Mons

Anne-Sophie Jura s’engage en politique sur la liste PS de Colfontaine

À 25 ans, Anne-Sophie Jura est habituée aux compétitions. Plusieurs fois championne de Belgique en judo et régulièrement sur les podiums internationaux, elle enchaîne les titres. Mais la jeune Colfontainoise souhaite aujourd’hui mener un autre combat en se présentant sur la liste socialiste de sa commune. Elle y occupe la sixième place.

Pourquoi vous engagez-vous en politique ?

C’est une initiative personnelle, j’y pensais depuis quelques années déjà. Jusqu’ici, je gérais mes études en parallèle de ma carrière sportive. Mais je termine mon master et je n’avais pas l’envie de me retrouver à ne faire que du sport. Je ne pensais pas me lancer en politique immédiatement mais je me suis dit ‘pourquoi pas ?’ Gérer ces deux aspects me permettra de maintenir mon équilibre et de m’investir socialement.

Pourquoi sur la liste socialiste ?

Le PS défend des valeurs qui me tiennent à cœur. Je suis diplômée assistante sociale et je termine un master en science de la famille et de la sexualité. Je suis attachée au contact avec la population et aux valeurs de solidarité. J’estime que chacun doit avoir les mêmes droits, les mêmes chances, tant en matière d’accès aux soins de santé qu’en matière d’accès au sport ou à la culture.

Comment envisagez-vous votre engagement, y a-t-il des combats que vous souhaitez mener ?

Je suis quelqu’un qui voit étape par étape, objectif après objectif. Mais si je suis élue, je souhaite apporter ma jeunesse et mon dynamisme au reste de l’équipe. De par les valeurs inculquées par le sport, ma pratique à haut niveau et ma formation, je suis évidemment sensible à l’accès au sport pour tous. Je sais à quel point cela peut être difficile financièrement ou pour une personne handicapée par exemple. Je m’investis moi-même dans des activités auprès des publics plus fragilisés ou souffrant de handicaps. Je souhaiterais mettre cela en avant.

Colfontaine souffre d’une image assez négative…

Et c’est dommage ! Il y a de nombreuses choses positives qui sont organisées et j’ai l’impression que beaucoup ne voient que le négatif. Je sais que je ne vais pas révolutionner le système du jour au lendemain mais j’espère apporter ma pierre à l’édifice grâce à mon envie de bien faire. Je pense qu’il faut travailler sur les points forts et mettre davantage en avant le travail qui est déjà mené sur la commune.

La politique a connu plusieurs scandales récemment. N’est-ce pas difficile, en tant que jeune, de s’engager ?

Je pense que c’est bien de montrer que des jeunes y croient encore, qu’il y a encore une volonté de s’investir. Avoir peur ne sert à rien, il faut aller de l’avant.

Comment pensez-vous mener votre campagne ?

Je dois admettre que je n’y ai pas encore réellement réfléchi. Je sais que je peux compter sur le reste de l’équipe, mais s’il y a un message que j’aimerais faire passer lors de cette campagne, c’est que je ne suis pas qu’une sportive. Je voudrais que les gens voient aussi la femme que je suis en dehors du judo; quelqu’un qui a des valeurs, qui a envie de s’investir pour les autres.

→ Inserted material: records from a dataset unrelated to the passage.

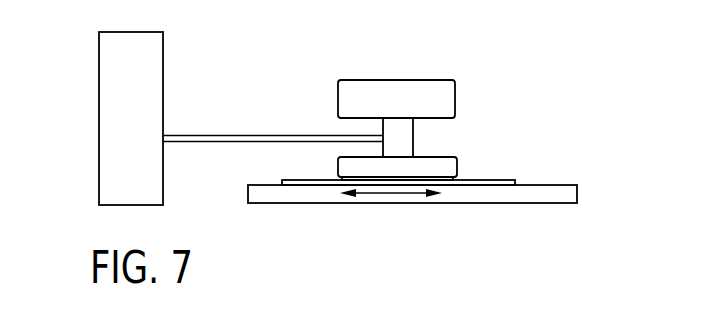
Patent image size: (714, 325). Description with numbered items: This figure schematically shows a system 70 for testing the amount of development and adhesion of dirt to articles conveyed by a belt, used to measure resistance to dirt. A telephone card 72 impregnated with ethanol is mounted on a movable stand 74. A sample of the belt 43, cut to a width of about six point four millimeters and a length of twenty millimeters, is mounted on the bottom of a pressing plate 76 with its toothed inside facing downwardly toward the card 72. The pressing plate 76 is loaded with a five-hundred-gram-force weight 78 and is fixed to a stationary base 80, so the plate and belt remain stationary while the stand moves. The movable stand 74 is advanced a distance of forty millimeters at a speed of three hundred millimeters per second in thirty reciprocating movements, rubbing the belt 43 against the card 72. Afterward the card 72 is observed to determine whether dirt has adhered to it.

The system 70 is at (527, 147).
The telephone card 72 is at (515, 182).
The movable stand 74 is at (547, 197).
The pressing plate 76 is at (355, 165).
The weight 78 is at (378, 90).
The belt 43 is at (408, 175).
The stationary base 80 is at (110, 162).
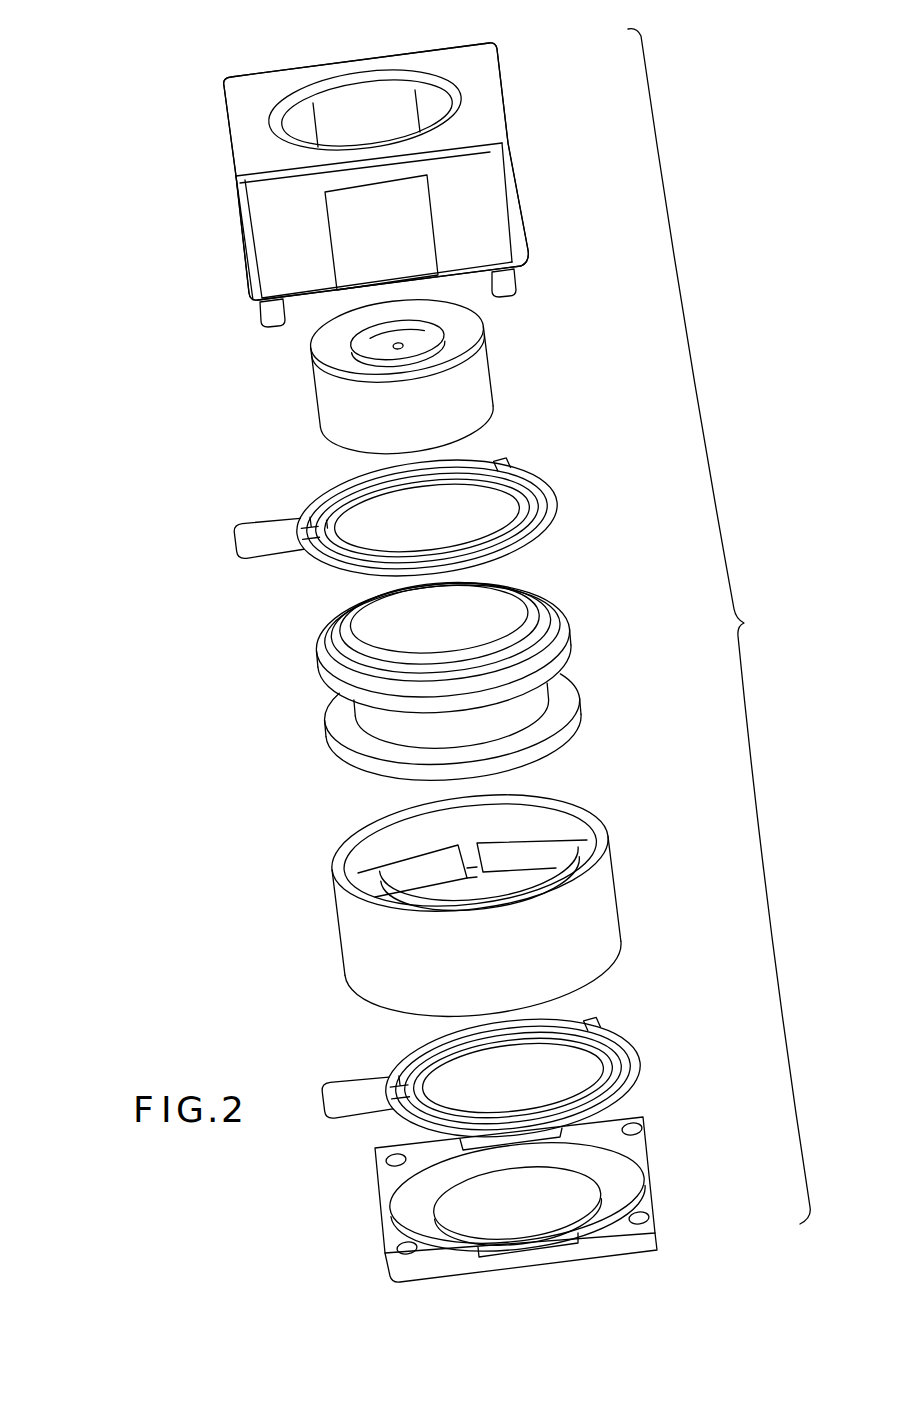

La politique entre deux compétitions

Si Anne-Sophie Jura est toujours parvenue à concilier son sport et ses études, elle mène aussi une vie de globe-trotteuse. Régulièrement en déplacement à l’étranger pour participer à des compétitions de judo et actuellement en préparation pour les Championnats du Monde et les Jeux olympiques, la Colfontainoise devra trouver ses marques pour s’investir politiquement si les électeurs lui en donnent l’occasion. "Je pense qu’il est toujours possible de trouver un arrangement. Finalement, je voyage beaucoup mais je suis aussi régulièrement chez moi. Je fais des allers-retours, mes déplacements ne sont généralement pas très longs. Je suis parvenue à gérer mes études, je ne vois pas pourquoi gérer un mandat politique ne serait pas possible", explique-t-elle, très sereine. Le choix reviendra cependant aux électeurs qui décideront ou non de lui accorder leur confiance pour siéger à Colfontaine.

Anne-Sophie Jura en trois questions décalées

  • Enfant, vous rêviez de devenir ?

"C’est un rêve que je poursuis encore, en réalité : je rêvais de devenir championne olympique, j’étais très inspirée par la judokate Gella Vandecaveye."

  • Si vous deviez être réincarnée, ce serait en ?

" En coquelicot, simplement parce que c’est une fleur que j’apprécie beaucoup."

  • Ce qui vous agace le plus ?

"L’injustice. Les différences, les discriminations sont des choses qui ne devraient pas exister."